Underlying rules at IRS Publication 969 . Qualified medical expense definition at IRS Publication 502 . Mistaken distribution recovery procedure at IRS Notice 2004-50 .

Frequently asked questions

Is there a time limit on reimbursing yourself from your HSA?

No. IRS Publication 969 imposes no statute of limitations on retroactive reimbursement as long as the expense was incurred AFTER you established the HSA and you have documentation to prove it.

Does my spouse's FSA disqualify me from contributing to an HSA?

Yes, if it's a general-purpose FSA. A limited-purpose FSA (dental and vision only) and a dependent-care FSA do NOT disqualify HSA contributions. The fix is to switch to a limited-purpose FSA at open enrollment or drop the FSA entirely.

Can I contribute the full annual HSA cap if I only had HDHP coverage for part of the year?

Yes if you have HDHP coverage on December 1 (the last-month rule), but you must remain HSA-eligible through all 12 months of the FOLLOWING calendar year (the testing period). Fail the testing period and the excess is taxable income plus a 10% additional tax.

I accidentally used my HSA for a non-medical expense. What now?

If you discover the mistake by April 15 of the following year, you can return the funds to the HSA as a mistaken distribution with no tax and no penalty under IRS Notice 2004-50. If not corrected by that deadline, the withdrawal becomes a non-qualified distribution: ordinary income tax plus a 20% additional tax if you are under 65.

Can I use my HSA for medical care outside the United States?

Yes. IRS Publication 502 defines qualified medical expenses without any geographic restriction.
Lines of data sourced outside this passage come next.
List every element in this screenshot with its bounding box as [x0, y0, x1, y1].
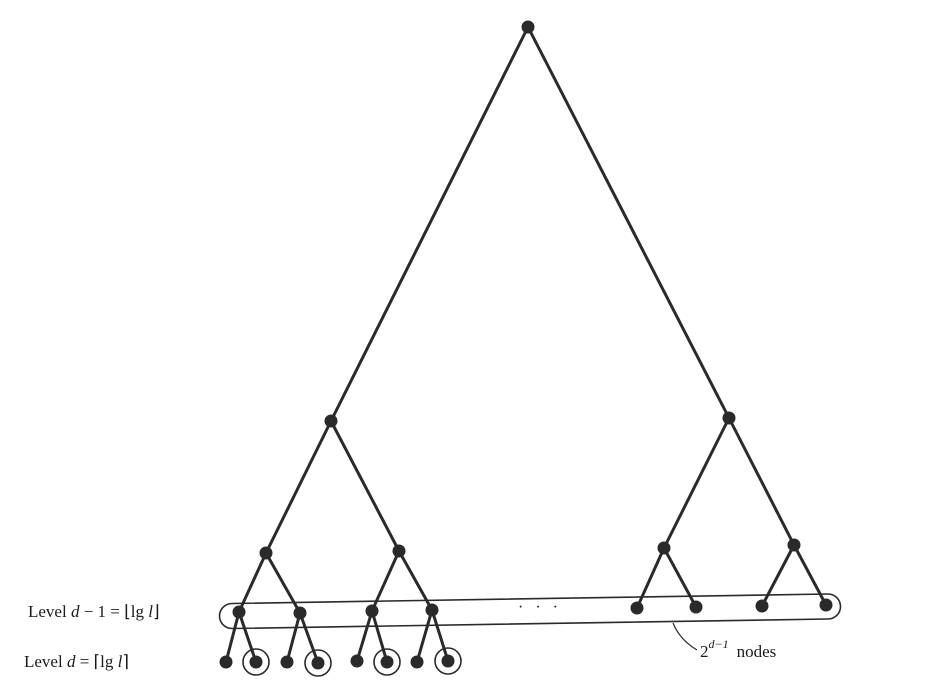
- nodes-word: nodes: [737, 642, 777, 661]
- level-d-minus-1-node: [293, 606, 307, 620]
- level-d-minus-1-node: [755, 599, 769, 613]
- leaf-node: [410, 655, 424, 669]
- edge: [727, 416, 796, 547]
- level-upper-prefix: Level: [28, 602, 71, 621]
- tree-nodes: [219, 20, 833, 670]
- level-upper-var2: l: [148, 602, 153, 621]
- level-d-minus-1-node: [425, 603, 439, 617]
- level-lower-close: ⌉: [122, 652, 129, 671]
- level-lower-prefix: Level: [24, 652, 67, 671]
- level-d-minus-1-node: [365, 604, 379, 618]
- edge: [662, 546, 698, 609]
- edge: [285, 611, 302, 664]
- tree-edges: [224, 25, 828, 665]
- leaf-node: [441, 654, 455, 668]
- nodes-count-label: 2d−1 nodes: [700, 637, 776, 661]
- ellipsis: · · ·: [518, 599, 562, 616]
- tree-node: [259, 546, 273, 560]
- leaf-ring: [304, 649, 332, 677]
- leaf-node: [350, 654, 364, 668]
- nodes-base: 2: [700, 642, 709, 661]
- leaf-node: [380, 655, 394, 669]
- level-upper-var: d: [71, 602, 80, 621]
- tree-node: [787, 538, 801, 552]
- edge: [430, 608, 450, 663]
- edge: [264, 551, 302, 615]
- edge: [329, 419, 401, 553]
- leaf-node: [311, 656, 325, 670]
- tree-node: [657, 541, 671, 555]
- level-upper-close: ⌋: [153, 602, 160, 621]
- level-band-outline: [218, 593, 842, 630]
- level-upper-rest: − 1 = ⌊lg: [79, 602, 148, 621]
- leaf-node: [219, 655, 233, 669]
- edge: [370, 609, 389, 664]
- level-lower-var2: l: [118, 652, 123, 671]
- edge: [355, 609, 374, 663]
- edge: [224, 610, 241, 664]
- level-d-minus-1-node: [630, 601, 644, 615]
- level-d-minus-1-node: [689, 600, 703, 614]
- level-lower-rest: = ⌈lg: [75, 652, 117, 671]
- edge: [792, 543, 828, 607]
- root-node: [521, 20, 535, 34]
- tree-node: [392, 544, 406, 558]
- nodes-exponent: d−1: [709, 637, 729, 651]
- edge: [264, 419, 333, 555]
- edge: [635, 546, 666, 610]
- leaf-node: [249, 655, 263, 669]
- edge: [662, 416, 731, 550]
- edge-root-left: [329, 25, 530, 423]
- level-d-minus-1-node: [232, 605, 246, 619]
- edge-root-right: [526, 25, 731, 420]
- leaf-ring: [242, 648, 270, 676]
- edge: [298, 611, 320, 665]
- tree-node: [722, 411, 736, 425]
- edge: [415, 608, 434, 664]
- level-lower-var: d: [67, 652, 76, 671]
- circled-leaves: [242, 647, 462, 677]
- leaf-ring: [434, 647, 462, 675]
- leaf-node: [280, 655, 294, 669]
- edge: [237, 610, 258, 664]
- level-d-minus-1-label: Level d − 1 = ⌊lg l⌋: [28, 602, 160, 621]
- level-d-label: Level d = ⌈lg l⌉: [24, 652, 129, 671]
- edge: [760, 543, 796, 608]
- leaf-ring: [373, 648, 401, 676]
- level-d-minus-1-node: [819, 598, 833, 612]
- nodes-label-leader: [672, 622, 698, 651]
- edge: [237, 551, 268, 614]
- tree-node: [324, 414, 338, 428]
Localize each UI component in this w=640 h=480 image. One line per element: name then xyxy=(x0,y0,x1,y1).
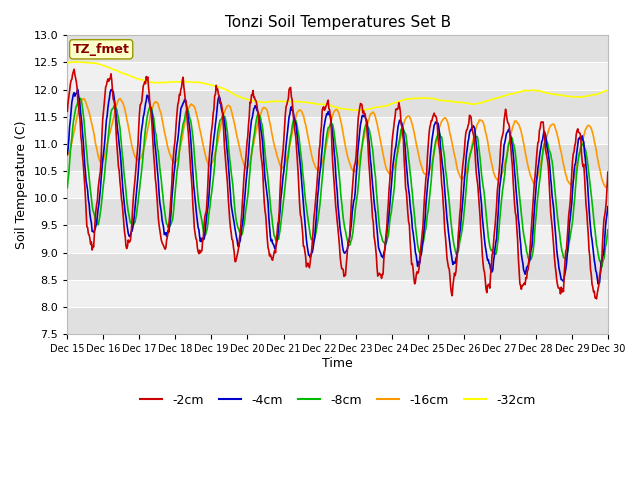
Bar xyxy=(67,252,608,280)
Bar xyxy=(67,226,608,252)
Bar xyxy=(67,198,608,226)
Title: Tonzi Soil Temperatures Set B: Tonzi Soil Temperatures Set B xyxy=(225,15,451,30)
Bar xyxy=(67,117,608,144)
X-axis label: Time: Time xyxy=(322,357,353,370)
Bar xyxy=(67,62,608,90)
Y-axis label: Soil Temperature (C): Soil Temperature (C) xyxy=(15,120,28,249)
Bar xyxy=(67,144,608,171)
Text: TZ_fmet: TZ_fmet xyxy=(73,43,130,56)
Bar xyxy=(67,90,608,117)
Legend: -2cm, -4cm, -8cm, -16cm, -32cm: -2cm, -4cm, -8cm, -16cm, -32cm xyxy=(134,389,541,411)
Bar xyxy=(67,36,608,62)
Bar xyxy=(67,307,608,334)
Bar xyxy=(67,280,608,307)
Bar xyxy=(67,171,608,198)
The care must qualify as medical under IRC 213(d), but it can be received anywhere in the world.

Can I pay COBRA premiums from my HSA?

Yes. COBRA continuation coverage is one of four named exceptions to the general rule that insurance premiums are NOT HSA-eligible. The exceptions are codified in IRC 223(d)(2).

Is my ACA bronze plan automatically HSA-eligible?

Not automatic. The plan must meet IRS HDHP minimums: a minimum $1,650 self-only or $3,300 family deductible for 2026, with maximum out-of-pocket caps of $8,300 self-only or $16,600 family. Healthcare.gov flags HSA-eligible plans, but verify against plan documents.

What documentation do I need to prove HSA expenses if audited?

Receipt or Explanation of Benefits showing date of service, dollar amount paid, provider name, and medical nature of the expense. IRS Publication 969 does not specify a required format - digital scans, paper receipts, and EOBs all work. The HSA custodian does not verify expenses; the burden of proof is on you.

Do I need a Letter of Medical Necessity to use HSA funds for GLP-1 weight loss medications?

Not strictly required if the prescription documents a qualifying condition (obesity at BMI 30 or higher, overweight at BMI 27 or higher with a comorbidity, or type 2 diabetes). The prescription plus the clinician's chart note documenting the diagnosis serve as primary documentation. A Letter of Medical Necessity (LMN) strengthens audit defense but is not always required.

I over-contributed to my HSA. How do I fix it?

Withdraw the excess plus any earnings on the excess by your tax-filing deadline (April 15 plus extensions). File Form 5329 to report the excess. If not corrected by the deadline, a 6% excise tax applies every year the excess remains in the account.